Engineering a greener future for distilled spirits

Under construction – a pre-visualisation of Ardgowan’s ‘carbon negative’ distillery near Inverkip

HELPING the spirits industry meet its decarbonisation targets is a specialist business – as no two distilleries are the same, green solutions have to be tailor made to suit each operation.

But with a portfolio of clients that already includes Diageo, Pernod Ricard, Beam Suntory, Brown-Forman and William Grant & Sons, engineering firm Briggs of Burton can justifiably claim to be at the cutting-edge of creating sustainable technology for alcohol production.

The company, which has offices in Forres and Burton upon Trent, was in the spotlight at this week’s Worldwide Distilled Spirits Conference in Edinburgh, with a keynote speech outlining the latest systems which can capture and re-use the vapour from whisky stills, reduce liquid effluent and use sources of local renewable green energy to provide electricity.

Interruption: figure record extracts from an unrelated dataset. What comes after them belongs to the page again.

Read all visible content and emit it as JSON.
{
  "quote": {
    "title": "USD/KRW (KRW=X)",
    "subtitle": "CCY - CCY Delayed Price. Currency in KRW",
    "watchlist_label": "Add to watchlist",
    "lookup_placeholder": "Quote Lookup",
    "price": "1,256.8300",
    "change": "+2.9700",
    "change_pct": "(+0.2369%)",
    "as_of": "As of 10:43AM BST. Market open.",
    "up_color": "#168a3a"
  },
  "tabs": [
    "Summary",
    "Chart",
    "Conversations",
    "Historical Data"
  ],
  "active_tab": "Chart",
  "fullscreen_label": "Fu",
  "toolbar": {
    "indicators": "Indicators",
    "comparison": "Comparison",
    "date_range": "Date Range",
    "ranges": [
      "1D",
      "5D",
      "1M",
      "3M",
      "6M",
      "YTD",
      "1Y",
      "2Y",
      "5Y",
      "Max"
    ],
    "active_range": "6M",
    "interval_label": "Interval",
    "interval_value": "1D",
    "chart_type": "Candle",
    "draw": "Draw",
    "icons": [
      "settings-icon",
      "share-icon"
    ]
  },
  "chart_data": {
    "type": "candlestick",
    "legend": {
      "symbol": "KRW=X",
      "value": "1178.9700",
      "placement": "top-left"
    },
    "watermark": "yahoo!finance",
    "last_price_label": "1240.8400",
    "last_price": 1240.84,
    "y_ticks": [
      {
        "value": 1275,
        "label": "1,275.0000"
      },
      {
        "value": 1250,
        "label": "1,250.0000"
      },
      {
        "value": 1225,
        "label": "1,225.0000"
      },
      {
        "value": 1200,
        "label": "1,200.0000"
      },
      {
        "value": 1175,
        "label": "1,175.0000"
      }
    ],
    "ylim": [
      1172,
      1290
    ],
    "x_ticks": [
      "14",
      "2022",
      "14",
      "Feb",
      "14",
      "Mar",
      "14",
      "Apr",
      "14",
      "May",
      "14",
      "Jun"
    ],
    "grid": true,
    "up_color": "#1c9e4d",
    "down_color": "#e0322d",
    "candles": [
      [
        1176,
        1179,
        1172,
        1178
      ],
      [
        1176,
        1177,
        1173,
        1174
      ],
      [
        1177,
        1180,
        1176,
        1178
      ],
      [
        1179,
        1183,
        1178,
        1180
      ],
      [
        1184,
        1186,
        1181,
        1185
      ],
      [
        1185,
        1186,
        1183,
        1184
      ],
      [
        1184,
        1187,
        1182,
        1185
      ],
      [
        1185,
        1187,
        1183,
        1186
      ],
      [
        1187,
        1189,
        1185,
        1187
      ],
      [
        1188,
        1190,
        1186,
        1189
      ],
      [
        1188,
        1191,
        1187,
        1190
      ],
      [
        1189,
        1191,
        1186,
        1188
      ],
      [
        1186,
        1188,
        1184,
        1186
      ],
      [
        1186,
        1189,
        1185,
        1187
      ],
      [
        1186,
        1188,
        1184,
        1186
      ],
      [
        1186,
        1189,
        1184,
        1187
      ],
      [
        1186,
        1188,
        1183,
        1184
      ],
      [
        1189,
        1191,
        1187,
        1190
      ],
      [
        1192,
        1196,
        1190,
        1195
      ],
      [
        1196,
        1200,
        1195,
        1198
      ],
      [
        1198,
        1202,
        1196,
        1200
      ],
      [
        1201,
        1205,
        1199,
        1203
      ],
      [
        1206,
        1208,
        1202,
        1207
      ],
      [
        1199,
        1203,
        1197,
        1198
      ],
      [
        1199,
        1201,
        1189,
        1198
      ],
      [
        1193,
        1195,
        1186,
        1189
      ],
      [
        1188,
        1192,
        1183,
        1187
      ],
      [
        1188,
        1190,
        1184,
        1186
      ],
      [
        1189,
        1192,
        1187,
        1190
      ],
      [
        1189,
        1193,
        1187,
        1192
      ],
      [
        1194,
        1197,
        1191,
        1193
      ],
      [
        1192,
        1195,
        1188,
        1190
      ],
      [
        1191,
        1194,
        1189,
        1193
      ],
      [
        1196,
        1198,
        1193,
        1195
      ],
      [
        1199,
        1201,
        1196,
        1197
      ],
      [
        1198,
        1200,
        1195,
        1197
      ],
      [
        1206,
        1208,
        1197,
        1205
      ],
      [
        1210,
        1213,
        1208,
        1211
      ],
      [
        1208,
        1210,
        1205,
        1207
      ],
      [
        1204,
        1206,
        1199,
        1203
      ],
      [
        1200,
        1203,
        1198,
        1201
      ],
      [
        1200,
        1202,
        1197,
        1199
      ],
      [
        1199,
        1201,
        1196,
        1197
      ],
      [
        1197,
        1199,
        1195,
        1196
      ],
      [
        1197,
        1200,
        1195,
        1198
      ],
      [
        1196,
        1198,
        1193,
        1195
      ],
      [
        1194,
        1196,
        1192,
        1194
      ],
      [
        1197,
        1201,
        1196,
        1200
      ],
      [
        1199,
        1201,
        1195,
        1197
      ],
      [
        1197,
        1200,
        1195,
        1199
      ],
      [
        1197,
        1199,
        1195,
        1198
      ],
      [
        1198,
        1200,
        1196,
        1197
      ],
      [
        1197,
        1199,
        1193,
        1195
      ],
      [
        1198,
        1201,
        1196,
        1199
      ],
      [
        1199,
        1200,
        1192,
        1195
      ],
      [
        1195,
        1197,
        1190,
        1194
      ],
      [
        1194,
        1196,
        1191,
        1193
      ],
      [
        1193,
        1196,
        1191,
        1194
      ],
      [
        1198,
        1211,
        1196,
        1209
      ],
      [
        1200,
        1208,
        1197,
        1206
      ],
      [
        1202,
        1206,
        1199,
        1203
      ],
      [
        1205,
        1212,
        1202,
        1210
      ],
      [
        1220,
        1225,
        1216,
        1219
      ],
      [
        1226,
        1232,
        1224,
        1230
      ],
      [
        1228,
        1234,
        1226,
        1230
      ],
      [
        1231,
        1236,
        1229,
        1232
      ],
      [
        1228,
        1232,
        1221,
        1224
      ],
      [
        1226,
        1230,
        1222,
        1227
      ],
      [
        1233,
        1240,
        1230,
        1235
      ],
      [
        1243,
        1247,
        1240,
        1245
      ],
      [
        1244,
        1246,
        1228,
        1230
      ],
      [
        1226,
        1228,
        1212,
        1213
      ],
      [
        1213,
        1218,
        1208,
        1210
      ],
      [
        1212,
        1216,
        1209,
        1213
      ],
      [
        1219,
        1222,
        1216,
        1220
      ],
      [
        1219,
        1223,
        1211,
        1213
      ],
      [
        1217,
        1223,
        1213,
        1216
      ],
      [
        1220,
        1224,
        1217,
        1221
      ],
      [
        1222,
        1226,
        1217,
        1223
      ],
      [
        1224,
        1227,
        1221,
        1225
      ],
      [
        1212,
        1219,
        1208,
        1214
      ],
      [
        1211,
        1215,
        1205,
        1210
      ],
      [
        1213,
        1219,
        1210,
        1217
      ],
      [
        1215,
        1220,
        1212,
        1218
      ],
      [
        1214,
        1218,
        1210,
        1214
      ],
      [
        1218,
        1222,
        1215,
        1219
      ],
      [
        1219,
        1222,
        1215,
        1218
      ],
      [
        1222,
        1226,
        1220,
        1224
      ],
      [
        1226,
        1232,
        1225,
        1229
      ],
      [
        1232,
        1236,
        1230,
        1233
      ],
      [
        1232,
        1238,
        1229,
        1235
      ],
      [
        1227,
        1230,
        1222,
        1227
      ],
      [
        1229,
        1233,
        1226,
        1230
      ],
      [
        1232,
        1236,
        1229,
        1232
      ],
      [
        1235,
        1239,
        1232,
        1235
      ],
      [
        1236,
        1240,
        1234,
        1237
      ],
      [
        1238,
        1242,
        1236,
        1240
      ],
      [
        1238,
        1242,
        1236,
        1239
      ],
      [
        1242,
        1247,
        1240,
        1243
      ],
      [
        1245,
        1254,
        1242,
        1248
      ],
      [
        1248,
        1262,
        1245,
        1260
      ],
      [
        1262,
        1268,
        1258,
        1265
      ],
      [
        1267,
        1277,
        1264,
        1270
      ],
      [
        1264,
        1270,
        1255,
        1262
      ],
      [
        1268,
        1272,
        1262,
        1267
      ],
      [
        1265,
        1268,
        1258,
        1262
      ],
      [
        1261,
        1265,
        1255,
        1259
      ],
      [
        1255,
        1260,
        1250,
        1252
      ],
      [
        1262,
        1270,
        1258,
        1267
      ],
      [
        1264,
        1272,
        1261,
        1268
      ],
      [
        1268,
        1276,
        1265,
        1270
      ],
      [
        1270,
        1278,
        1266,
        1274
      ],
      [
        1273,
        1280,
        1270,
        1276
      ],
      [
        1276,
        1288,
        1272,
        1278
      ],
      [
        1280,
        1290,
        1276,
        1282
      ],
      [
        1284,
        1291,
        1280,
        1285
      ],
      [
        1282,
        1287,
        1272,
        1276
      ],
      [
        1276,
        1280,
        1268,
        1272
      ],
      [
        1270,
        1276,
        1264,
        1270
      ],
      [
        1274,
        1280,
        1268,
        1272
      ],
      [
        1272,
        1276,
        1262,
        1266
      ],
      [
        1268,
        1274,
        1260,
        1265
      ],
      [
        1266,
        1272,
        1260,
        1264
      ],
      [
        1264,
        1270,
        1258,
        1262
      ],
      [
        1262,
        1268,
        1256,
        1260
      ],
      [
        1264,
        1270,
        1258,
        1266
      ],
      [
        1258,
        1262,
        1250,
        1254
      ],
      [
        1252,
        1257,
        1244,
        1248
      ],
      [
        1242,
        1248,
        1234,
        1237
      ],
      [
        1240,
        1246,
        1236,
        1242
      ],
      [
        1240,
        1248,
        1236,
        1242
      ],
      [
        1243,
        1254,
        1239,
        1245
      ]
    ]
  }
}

Done properly, Briggs of Burton reckons that distilleries can cut their stillhouse energy usage by up to 80%.

Head of marketing, Scott Davies, said: “Distilleries face numerous challenges when it comes to meeting their sustainability targets. Firstly, no two distilleries are the same, which means that each one comes with a unique set of requirements. However, it’s more important than ever for whisky and distilleries to go green.

“There are now lots of options for decarbonisation which can be tailored to each distillery, including the transition to electrification with electric steam generation, high voltage electrode boilers, and even thermal oil systems for a distillery to consider. These can generate very large energy savings, typically between 50-80% in the stillhouse.”

Mr Davies added: “If a distillery has equipment nearing its end of life such as a boiler or transformer, this might be an opportunity to consider other fuels such as hydrogen or electric. They can also take advantage of their location; whether they are inland or next to a large loch, there are ways to tap into these local aspects to find innovative solutions.”

Briggs of Burton recently partnered with Ardgowan Distillery to lead the design, build and engineering of its carbon negative distillery near Inverkip, which is due to open in 2024.